E' stato stimato che il mercato del gioco d'azzardo online europeo potrebbe registrare revenues annuali per 13 miliardi di euro (10,6 miliardi di sterline) per il 2015 (i dati ufficiali devono ancora essere elaborati). Con la Brexit il rischio è quello di perdere circa il 33% del mercato.
Barclays Research, Betfair e PaddyPower hanno stimato che i ricavi lordi nello stesso periodo, per il Regno Unito sono pari a 3,5 miliardi di sterline.
Nel caso questo trend dovesse essere mantenuto a seguito dell'uscita formale della Gran Bretagna, l'industria del gioco europeo perderebbe un terzo del proprio mercato online.
Per questo motivo anche la posizione di Gibilterra diventa cruciale. Nei prossimi mesi Spagna e Gran Bretagna potrebbero trovare una soluzione per incentivare le gaming company britanniche a rimanere sullo stretto, in particolare nel regolamentare la circolazione dei dipendenti al confine. Ma tra i due governi Gibilterra sta diventando fonte di tensione.
Lavorano circa 3.000 persone nelle gaming company ed altre 1.000 dipendono dall'indotto creato dall'industria. Per quanto concerne il Brexit, il 96% della popolazione (circa 30.000) hanno votato a favore del remain.
Molti bookmakers (Ladbrokes, 888, William Hill etc) hanno mantenuto la propria sede operativa dopo il 2015 quando è stato introdotto il criterio fiscale del "punto di consumo" in UK: in questo modo tutte le scommesse accettate da residenti britannici prevedono un'aliquota fiscale del 15% sul profitto (nel poker sul rake lordo).

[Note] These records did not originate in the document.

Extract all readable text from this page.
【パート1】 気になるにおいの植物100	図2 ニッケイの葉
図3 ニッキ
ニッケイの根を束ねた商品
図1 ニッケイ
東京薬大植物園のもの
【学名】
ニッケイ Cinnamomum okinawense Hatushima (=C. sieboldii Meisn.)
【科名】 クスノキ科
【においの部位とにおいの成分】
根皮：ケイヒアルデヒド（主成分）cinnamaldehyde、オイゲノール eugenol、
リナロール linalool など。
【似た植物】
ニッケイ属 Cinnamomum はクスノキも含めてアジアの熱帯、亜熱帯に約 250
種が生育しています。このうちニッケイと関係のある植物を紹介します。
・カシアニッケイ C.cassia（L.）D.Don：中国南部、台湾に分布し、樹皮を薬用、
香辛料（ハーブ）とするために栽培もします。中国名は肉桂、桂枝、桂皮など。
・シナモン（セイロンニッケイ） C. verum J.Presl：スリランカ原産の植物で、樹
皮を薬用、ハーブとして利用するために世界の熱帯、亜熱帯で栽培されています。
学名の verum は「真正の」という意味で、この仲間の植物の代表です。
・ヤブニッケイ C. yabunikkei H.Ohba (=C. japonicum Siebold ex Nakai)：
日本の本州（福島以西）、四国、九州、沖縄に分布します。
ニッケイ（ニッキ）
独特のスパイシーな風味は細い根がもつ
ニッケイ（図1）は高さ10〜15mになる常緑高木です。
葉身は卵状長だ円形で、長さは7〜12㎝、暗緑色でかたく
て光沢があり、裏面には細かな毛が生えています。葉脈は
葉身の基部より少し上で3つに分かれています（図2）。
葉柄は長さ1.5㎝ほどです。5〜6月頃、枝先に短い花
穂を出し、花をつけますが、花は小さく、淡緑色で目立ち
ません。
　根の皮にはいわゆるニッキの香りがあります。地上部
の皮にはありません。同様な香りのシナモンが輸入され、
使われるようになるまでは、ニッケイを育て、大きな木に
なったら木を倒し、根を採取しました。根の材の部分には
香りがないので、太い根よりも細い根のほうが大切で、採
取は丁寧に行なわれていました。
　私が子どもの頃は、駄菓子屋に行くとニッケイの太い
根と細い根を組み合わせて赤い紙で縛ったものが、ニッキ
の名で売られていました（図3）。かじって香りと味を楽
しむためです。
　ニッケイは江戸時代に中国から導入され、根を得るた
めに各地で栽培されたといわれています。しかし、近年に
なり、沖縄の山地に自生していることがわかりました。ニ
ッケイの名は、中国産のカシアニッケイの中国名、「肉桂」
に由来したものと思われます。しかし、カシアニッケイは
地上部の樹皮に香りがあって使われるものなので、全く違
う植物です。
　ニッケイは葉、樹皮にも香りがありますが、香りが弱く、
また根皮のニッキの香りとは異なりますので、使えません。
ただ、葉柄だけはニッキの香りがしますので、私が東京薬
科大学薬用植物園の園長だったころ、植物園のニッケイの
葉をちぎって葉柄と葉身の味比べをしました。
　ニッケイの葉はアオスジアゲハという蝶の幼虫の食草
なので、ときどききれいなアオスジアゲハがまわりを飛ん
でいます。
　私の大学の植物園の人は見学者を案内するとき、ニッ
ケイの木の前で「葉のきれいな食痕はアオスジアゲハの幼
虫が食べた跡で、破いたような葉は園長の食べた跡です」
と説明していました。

Per quanto riguarda il mercato offshore (ovvero tutti i paesi dove non vi è alcuna disciplina), per le scommesse si applica l'1% calcolato sul fatturato, fino a 42,5 milioni di sterline di turnover annuo. Per i casinò online addirittura l'aliquota è dell'1% sul profitto.
Per questo motivo il blog GamblingInsider è convinto che cambierà poco per Gibilterra. Alla fine, in teoria, Brexit non dovrebbe aver cambiato nulla.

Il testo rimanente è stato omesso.